Por lo menos cuatro disparos enemigos llevaban vocación de gol. Habrían sido goles en las manos de casi cualquier otro portero. Pero en eso consiste la grandeza de los fenómenos: hacen que lo lógico se torne ilógico. Como decía Cruyff de los goles de Pelé: “desafían las leyes de la lógica”. El disparo de veinte metros, rasante, a la base del poste —¡y desviado además por Varane!— ¿No debería de haber sido gol? No. Porque con un jugador como Keylor no hay “debería”. Entrará en la cabaña únicamente lo que él permita entrar. Sí, hay jugadas, goles y tapadas que desafían la geometría euclidiana, y la lógica, y la ley de la gravedad, y todas las malditas cosas que creíamos saber, y de pronto descubrimos más flexibles de lo que suponíamos. Y el centro pasado que Keylor le quita a Lewandowsky literalmente de la cabeza, ¿no debía de haber sido gol? No cuando tenemos fenómenos de superdotación de esta magnitud. Keylor es el hombre de quien podemos esperar precisamente lo imposible. Eso es: un mago: un hacedor de prodigios, un taumaturgo, un prestidigitador.

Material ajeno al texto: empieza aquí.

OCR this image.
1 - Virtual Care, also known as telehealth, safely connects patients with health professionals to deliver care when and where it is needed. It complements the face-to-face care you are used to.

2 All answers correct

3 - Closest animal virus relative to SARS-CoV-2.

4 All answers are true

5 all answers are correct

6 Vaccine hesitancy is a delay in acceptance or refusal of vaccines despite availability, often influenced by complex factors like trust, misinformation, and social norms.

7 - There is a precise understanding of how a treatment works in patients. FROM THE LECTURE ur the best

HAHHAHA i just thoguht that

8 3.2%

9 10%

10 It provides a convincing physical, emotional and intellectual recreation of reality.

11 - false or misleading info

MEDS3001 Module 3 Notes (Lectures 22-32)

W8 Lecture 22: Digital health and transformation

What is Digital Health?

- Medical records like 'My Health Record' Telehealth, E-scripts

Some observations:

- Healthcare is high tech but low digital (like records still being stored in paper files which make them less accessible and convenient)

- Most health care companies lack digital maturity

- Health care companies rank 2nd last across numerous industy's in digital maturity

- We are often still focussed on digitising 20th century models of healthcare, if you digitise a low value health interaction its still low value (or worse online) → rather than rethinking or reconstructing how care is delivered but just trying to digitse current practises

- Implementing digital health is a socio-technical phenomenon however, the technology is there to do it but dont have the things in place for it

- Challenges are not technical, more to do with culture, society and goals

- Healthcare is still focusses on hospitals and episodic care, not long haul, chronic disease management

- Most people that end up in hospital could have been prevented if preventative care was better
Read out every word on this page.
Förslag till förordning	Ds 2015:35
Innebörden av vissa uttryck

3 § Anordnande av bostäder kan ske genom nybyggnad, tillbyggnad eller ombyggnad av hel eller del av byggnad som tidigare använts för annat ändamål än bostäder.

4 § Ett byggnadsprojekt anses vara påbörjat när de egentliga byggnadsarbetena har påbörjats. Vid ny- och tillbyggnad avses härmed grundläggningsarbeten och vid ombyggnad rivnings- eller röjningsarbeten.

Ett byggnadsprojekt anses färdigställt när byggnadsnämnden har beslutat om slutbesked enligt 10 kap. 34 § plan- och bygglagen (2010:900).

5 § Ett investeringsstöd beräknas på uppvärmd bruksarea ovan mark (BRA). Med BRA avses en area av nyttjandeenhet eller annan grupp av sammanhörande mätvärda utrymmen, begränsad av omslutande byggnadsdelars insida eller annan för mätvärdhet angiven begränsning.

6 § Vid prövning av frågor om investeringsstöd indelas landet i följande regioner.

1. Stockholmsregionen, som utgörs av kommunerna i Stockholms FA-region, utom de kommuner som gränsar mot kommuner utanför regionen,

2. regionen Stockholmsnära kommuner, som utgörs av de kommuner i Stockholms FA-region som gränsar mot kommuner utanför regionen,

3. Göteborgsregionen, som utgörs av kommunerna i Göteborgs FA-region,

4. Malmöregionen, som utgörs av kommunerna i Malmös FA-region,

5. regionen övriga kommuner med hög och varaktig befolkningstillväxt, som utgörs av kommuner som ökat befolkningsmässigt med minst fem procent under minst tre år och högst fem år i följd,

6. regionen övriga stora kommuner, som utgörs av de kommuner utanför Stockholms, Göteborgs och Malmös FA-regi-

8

¿Que ocasionalmente puede cometer un error? Eso lo único que prueba es su pertenencia a la especie humana. Es lo que nos lo hace más cercano, más familiar y más querido. La perfección es un pecado de hybris, es severamente castigada por los dioses, y esencialmente inhumana Es fría, la perfección, y profundamente ajena a nuestra naturaleza. Es como el gran violinista Jascha Heifetz: cuando fallaba una nota, el crítico apuntaba: “¡Gracias a Dios: es humano!”